Madame Haupt was pointing her cooking-fork at Jurgis persuasively; but her words were more than he could bear. He flung up his hands with a gesture of despair and turned and started away. “It’s no use,” he exclaimed—but suddenly he heard the woman’s voice behind him again—
“I vill make it five dollars for you.”
She followed behind him, arguing with him. “You vill be foolish not to take such an offer,” she said. “You von’t find nobody go out on a rainy day like dis for less. Vy, I haf never took a case in my life so sheap as dot. I couldn’t pay mine room rent—”
Jurgis interrupted her with an oath of rage. “If I haven’t got it,” he shouted, “how can I pay it? Damn it, I would pay you if I could, but I tell you I haven’t got it. I haven’t got it! Do you hear me I haven’t got it!”
He turned and started away again.
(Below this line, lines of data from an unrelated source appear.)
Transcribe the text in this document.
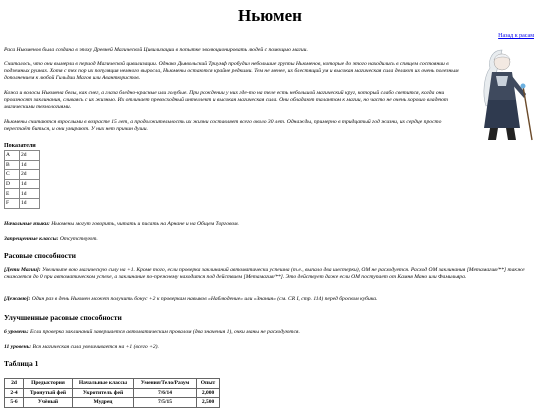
Ньюмен
Назад к расам

Раса Ньюменов была создана в эпоху Древней Магической Цивилизации в попытке эволюционировать людей с помощью магии.

Считалось, что они вымерли в период Магической цивилизации. Однако Дьявольский Триумф пробудил небольшие группы Ньюменов, которые до этого находились в спящем состоянии в подземных руинах. Хотя с тех пор их популяция немного выросла, Ньюмены остаются крайне редкими. Тем не менее, их блестящий ум и высокая магическая сила делают их очень полезным дополнением к любой Гильдии Магов или Авантюристов.

Кожа и волосы Ньюмена белы, как снег, а глаза бледно-красные или голубые. При рождении у них где-то на теле есть небольшой магический круг, который слабо светится, когда они произносят заклинания, сливаясь с их жизнью. Их отличает превосходный интеллект и высокая магическая сила. Они обладают талантом к магии, но часто не очень хорошо владеют магическими технологиями.

Ньюмены считаются взрослыми в возрасте 15 лет, а продолжительность их жизни составляет всего около 30 лет. Однажды, примерно в тридцатый год жизни, их сердце просто перестаёт биться, и они умирают. У них нет причин души.

Показатели
A	2d
B	1d
C	2d
D	1d
E	1d
F	1d

Начальные языки: Ньюмены могут говорить, читать и писать на Арнане и на Общем Торговом.

Запрещенные классы: Отсутствуют.

Расовые способности

[Дети Магии]: Увеличьте вою магическую силу на +1. Кроме того, если проверка заклинаний автоматически успешна (т.е., выпало два шестерки), ОМ не расходуется. Расход ОМ заклинания [Метамагия/**] также снижается до 0 при автоматическом успехе, а заклинание по-прежнему находится под действием [Метамагия/**]. Это действует даже если ОМ поступает от Камня Мано или Фамильяра.

[Дежавю]: Один раз в день Ньюмен может получить бонус +2 к проверкам навыков «Наблюдение» или «Знания» (см. CR I, стр. 114) перед броском кубика.

Улучшенные расовые способности

6 уровень: Если проверка заклинаний завершается автоматическим провалом (два значения 1), очки маны не расходуются.

11 уровень: Вся магическая сила увеличивается на +1 (всего +2).

Таблица 1
2d	Предыстория	Начальные классы	Умения/Тело/Разум	Опыт
2-4	Тронутый фей	Укротитель фей	7/6/14	2,000
5-6	Учёный	Мудрец	7/5/15	2,500
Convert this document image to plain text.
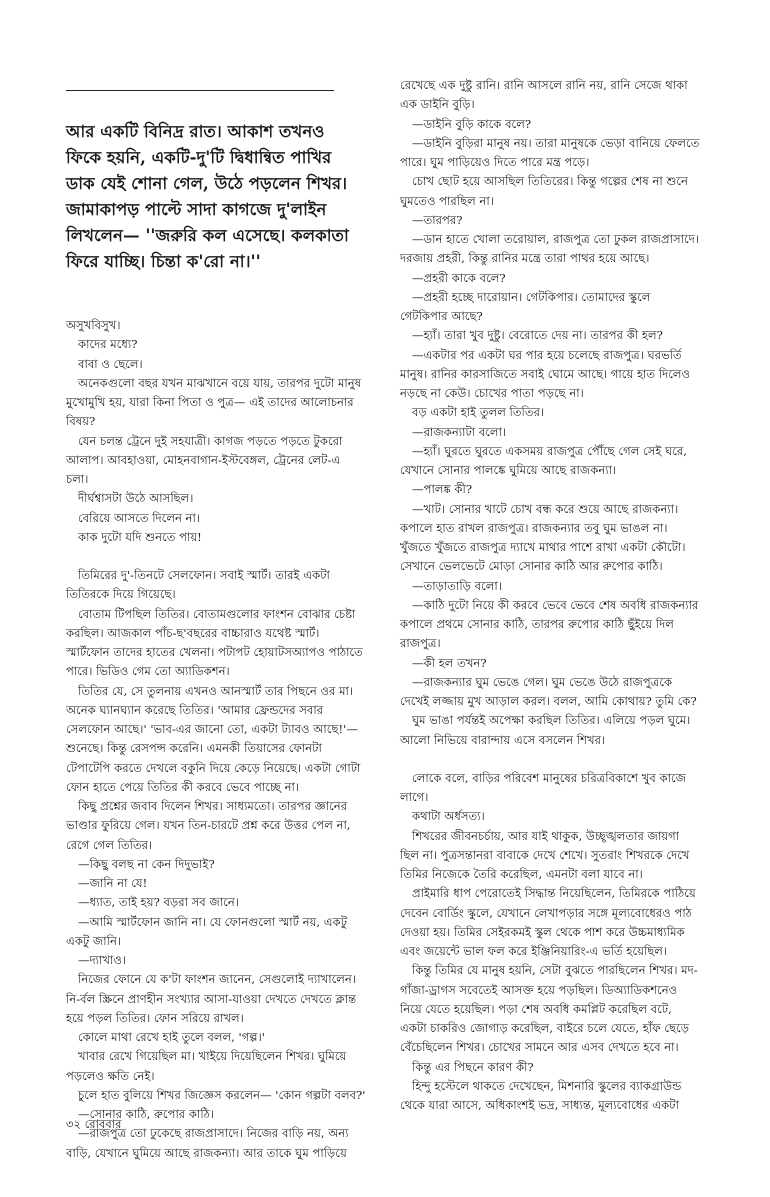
আর একটি বিনিদ্র রাত। আকাশ তখনও ফিকে হয়নি, একটি-দু'টি দ্বিধান্বিত পাখির ডাক যেই শোনা গেল, উঠে পড়লেন শিখর। জামাকাপড় পাল্টে সাদা কাগজে দু'লাইন লিখলেন— ''জরুরি কল এসেছে। কলকাতা ফিরে যাচ্ছি। চিন্তা ক'রো না।''

অসুখবিসুখ।

কাদের মধ্যে?

বাবা ও ছেলে।

অনেকগুলো বছর যখন মাঝখানে বয়ে যায়, তারপর দুটো মানুষ মুখোমুখি হয়, যারা কিনা পিতা ও পুত্র— এই তাদের আলোচনার বিষয়?

যেন চলন্ত ট্রেনে দুই সহযাত্রী। কাগজ পড়তে পড়তে টুকরো আলাপ। আবহাওয়া, মোহনবাগান-ইস্টবেঙ্গল, ট্রেনের লেট-এ চলা।

দীর্ঘশ্বাসটা উঠে আসছিল।

বেরিয়ে আসতে দিলেন না।

কাক দুটো যদি শুনতে পায়!

তিমিরের দু'-তিনটে সেলফোন। সবাই স্মার্ট। তারই একটা তিতিরকে দিয়ে গিয়েছে।

বোতাম টিপছিল তিতির। বোতামগুলোর ফাংশন বোঝার চেষ্টা করছিল। আজকাল পাঁচ-ছ'বছরের বাচ্চারাও যথেষ্ট স্মার্ট। স্মার্টফোন তাদের হাতের খেলনা। পটাপট হোয়াটসঅ্যাপও পাঠাতে পারে। ভিডিও গেম তো অ্যাডিকশন।

তিতির যে, সে তুলনায় এখনও আনস্মার্ট তার পিছনে ওর মা। অনেক ঘ্যানঘ্যান করেছে তিতির। 'আমার ফ্রেন্ডদের সবার সেলফোন আছে।' 'ভাব-এর জানো তো, একটা ট্যাবও আছে!'— শুনেছে। কিন্তু রেসপন্স করেনি। এমনকী তিয়াসের ফোনটা টেপাটেপি করতে দেখলে বকুনি দিয়ে কেড়ে নিয়েছে। একটা গোটা ফোন হাতে পেয়ে তিতির কী করবে ভেবে পাচ্ছে না।

কিছু প্রশ্নের জবাব দিলেন শিখর। সাধ্যমতো। তারপর জ্ঞানের ভাণ্ডার ফুরিয়ে গেল। যখন তিন-চারটে প্রশ্ন করে উত্তর পেল না, রেগে গেল তিতির।

—কিছু বলছ না কেন দিদুভাই?

—জানি না যে!

—ধ্যাত, তাই হয়? বড়রা সব জানে।

—আমি স্মার্টফোন জানি না। যে ফোনগুলো স্মার্ট নয়, একটু একটু জানি।

—দ্যাখাও।

নিজের ফোনে যে ক'টা ফাংশন জানেন, সেগুলোই দ্যাখালেন। নি-র্বল স্ক্রিনে প্রাণহীন সংখ্যার আসা-যাওয়া দেখতে দেখতে ক্লান্ত হয়ে পড়ল তিতির। ফোন সরিয়ে রাখল।

কোলে মাথা রেখে হাই তুলে বলল, 'গল্প।'

খাবার রেখে গিয়েছিল মা। খাইয়ে দিয়েছিলেন শিখর। ঘুমিয়ে পড়লেও ক্ষতি নেই।

চুলে হাত বুলিয়ে শিখর জিজ্ঞেস করলেন— 'কোন গল্পটা বলব?'

—সোনার কাঠি, রুপোর কাঠি।

—রাজপুত্র তো ঢুকেছে রাজপ্রাসাদে। নিজের বাড়ি নয়, অন্য বাড়ি, যেখানে ঘুমিয়ে আছে রাজকন্যা। আর তাকে ঘুম পাড়িয়ে

রেখেছে এক দুষ্টু রানি। রানি আসলে রানি নয়, রানি সেজে থাকা এক ডাইনি বুড়ি।

—ডাইনি বুড়ি কাকে বলে?

—ডাইনি বুড়িরা মানুষ নয়। তারা মানুষকে ভেড়া বানিয়ে ফেলতে পারে। ঘুম পাড়িয়েও দিতে পারে মন্ত্র পড়ে।

চোখ ছোট হয়ে আসছিল তিতিরের। কিন্তু গল্পের শেষ না শুনে ঘুমতেও পারছিল না।

—তারপর?

—ডান হাতে খোলা তরোয়াল, রাজপুত্র তো ঢুকল রাজপ্রাসাদে। দরজায় প্রহরী, কিন্তু রানির মন্ত্রে তারা পাথর হয়ে আছে।

—প্রহরী কাকে বলে?

—প্রহরী হচ্ছে দারোয়ান। গেটকিপার। তোমাদের স্কুলে গেটকিপার আছে?

—হ্যাঁ। তারা খুব দুষ্টু। বেরোতে দেয় না। তারপর কী হল?

—একটার পর একটা ঘর পার হয়ে চলেছে রাজপুত্র। ঘরভর্তি মানুষ। রানির কারসাজিতে সবাই ঘোমে আছে। গায়ে হাত দিলেও নড়ছে না কেউ। চোখের পাতা পড়ছে না।

বড় একটা হাই তুলল তিতির।

—রাজকন্যাটা বলো।

—হ্যাঁ। ঘুরতে ঘুরতে একসময় রাজপুত্র পৌঁছে গেল সেই ঘরে, যেখানে সোনার পালঙ্কে ঘুমিয়ে আছে রাজকন্যা।

—পালঙ্ক কী?

—খাট। সোনার খাটে চোখ বন্ধ করে শুয়ে আছে রাজকন্যা। কপালে হাত রাখল রাজপুত্র। রাজকন্যার তবু ঘুম ভাঙল না। খুঁজতে খুঁজতে রাজপুত্র দ্যাখে মাথার পাশে রাখা একটা কৌটো। সেখানে ভেলভেটে মোড়া সোনার কাঠি আর রুপোর কাঠি।

—তাড়াতাড়ি বলো।

—কাঠি দুটো নিয়ে কী করবে ভেবে ভেবে শেষ অবধি রাজকন্যার কপালে প্রথমে সোনার কাঠি, তারপর রুপোর কাঠি ছুঁইয়ে দিল রাজপুত্র।

—কী হল তখন?

—রাজকন্যার ঘুম ভেঙে গেল। ঘুম ভেঙে উঠে রাজপুত্রকে দেখেই লজ্জায় মুখ আড়াল করল। বলল, আমি কোথায়? তুমি কে?

ঘুম ভাঙা পর্যন্তই অপেক্ষা করছিল তিতির। এলিয়ে পড়ল ঘুমে। আলো নিভিয়ে বারান্দায় এসে বসলেন শিখর।

লোকে বলে, বাড়ির পরিবেশ মানুষের চরিত্রবিকাশে খুব কাজে লাগে।

কথাটা অর্ধসত্য।

শিখরের জীবনচর্চায়, আর যাই থাকুক, উচ্ছৃঙ্খলতার জায়গা ছিল না। পুত্রসন্তানরা বাবাকে দেখে শেখে। সুতরাং শিখরকে দেখে তিমির নিজেকে তৈরি করেছিল, এমনটা বলা যাবে না।

প্রাইমারি ধাপ পেরোতেই সিদ্ধান্ত নিয়েছিলেন, তিমিরকে পাঠিয়ে দেবেন বোর্ডিং স্কুলে, যেখানে লেখাপড়ার সঙ্গে মূল্যবোধেরও পাঠ দেওয়া হয়। তিমির সেইরকমই স্কুল থেকে পাশ করে উচ্চমাধ্যমিক এবং জয়েন্টে ভাল ফল করে ইঞ্জিনিয়ারিং-এ ভর্তি হয়েছিল।

কিন্তু তিমির যে মানুষ হয়নি, সেটা বুঝতে পারছিলেন শিখর। মদ-গাঁজা-ড্রাগস সবেতেই আসক্ত হয়ে পড়ছিল। ডিঅ্যাডিকশনেও নিয়ে যেতে হয়েছিল। পড়া শেষ অবধি কমপ্লিট করেছিল বটে, একটা চাকরিও জোগাড় করেছিল, বাইরে চলে যেতে, হাঁফ ছেড়ে বেঁচেছিলেন শিখর। চোখের সামনে আর এসব দেখতে হবে না।

কিন্তু এর পিছনে কারণ কী?

হিন্দু হস্টেলে থাকতে দেখেছেন, মিশনারি স্কুলের ব্যাকগ্রাউন্ড থেকে যারা আসে, অধিকাংশই ভদ্র, সাধ্যন্ত, মূল্যবোধের একটা

৩২ রোববার
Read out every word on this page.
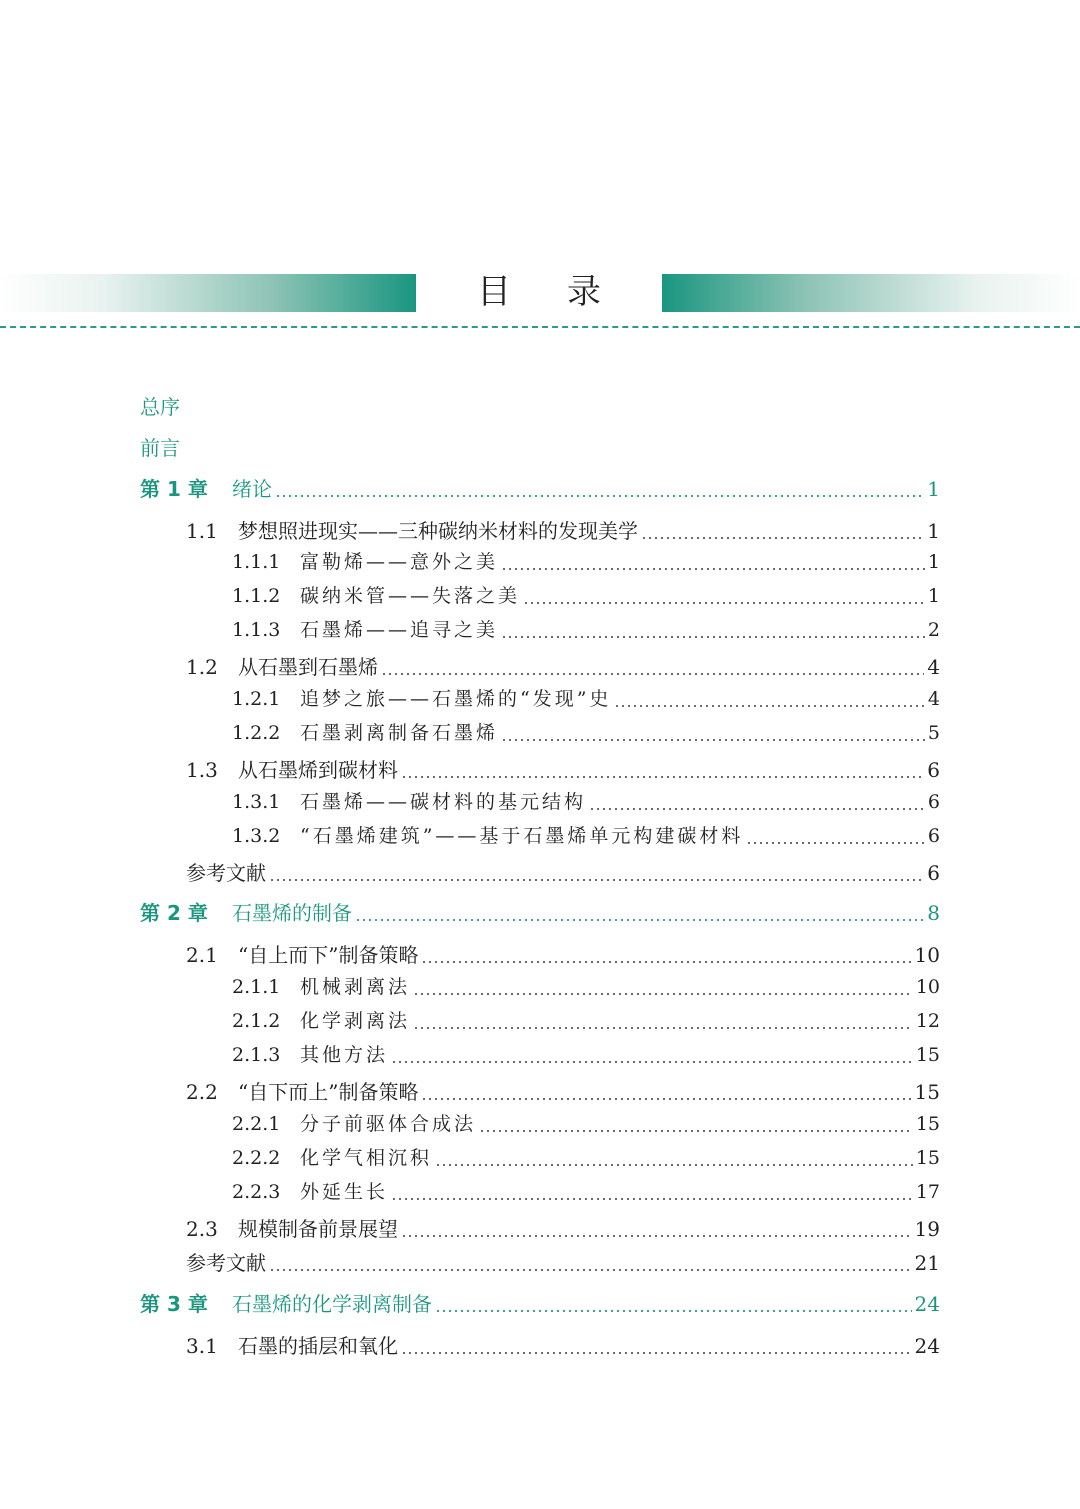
目录
总序
前言
第 1 章	绪论	1
1.1	梦想照进现实——三种碳纳米材料的发现美学	1
1.1.1	富勒烯——意外之美	1
1.1.2	碳纳米管——失落之美	1
1.1.3	石墨烯——追寻之美	2
1.2	从石墨到石墨烯	4
1.2.1	追梦之旅——石墨烯的“发现”史	4
1.2.2	石墨剥离制备石墨烯	5
1.3	从石墨烯到碳材料	6
1.3.1	石墨烯——碳材料的基元结构	6
1.3.2	“石墨烯建筑”——基于石墨烯单元构建碳材料	6
参考文献	6
第 2 章	石墨烯的制备	8
2.1	“自上而下”制备策略	10
2.1.1	机械剥离法	10
2.1.2	化学剥离法	12
2.1.3	其他方法	15
2.2	“自下而上”制备策略	15
2.2.1	分子前驱体合成法	15
2.2.2	化学气相沉积	15
2.2.3	外延生长	17
2.3	规模制备前景展望	19
参考文献	21
第 3 章	石墨烯的化学剥离制备	24
3.1	石墨的插层和氧化	24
He was halfway down the stairs before Madame Haupt could shout to him: “Vait! I vill go mit you! Come back!”
He went back into the room again.
“It is not goot to tink of anybody suffering,” she said, in a melancholy voice. “I might as vell go mit you for noffing as vot you offer me, but I vill try to help you. How far is it?”
“Three or four blocks from here.”
“Tree or four! Und so I shall get soaked! Gott in Himmel, it ought to be vorth more! Vun dollar und a quarter, und a day like dis!—But you understand now—you vill pay me de rest of twenty-five dollars soon?”
“As soon as I can.”
“Some time dis mont’?”
“Yes, within a month,” said poor Jurgis. “Anything! Hurry up!”
“Vere is de dollar und a quarter?” persisted Madame Haupt, relentlessly.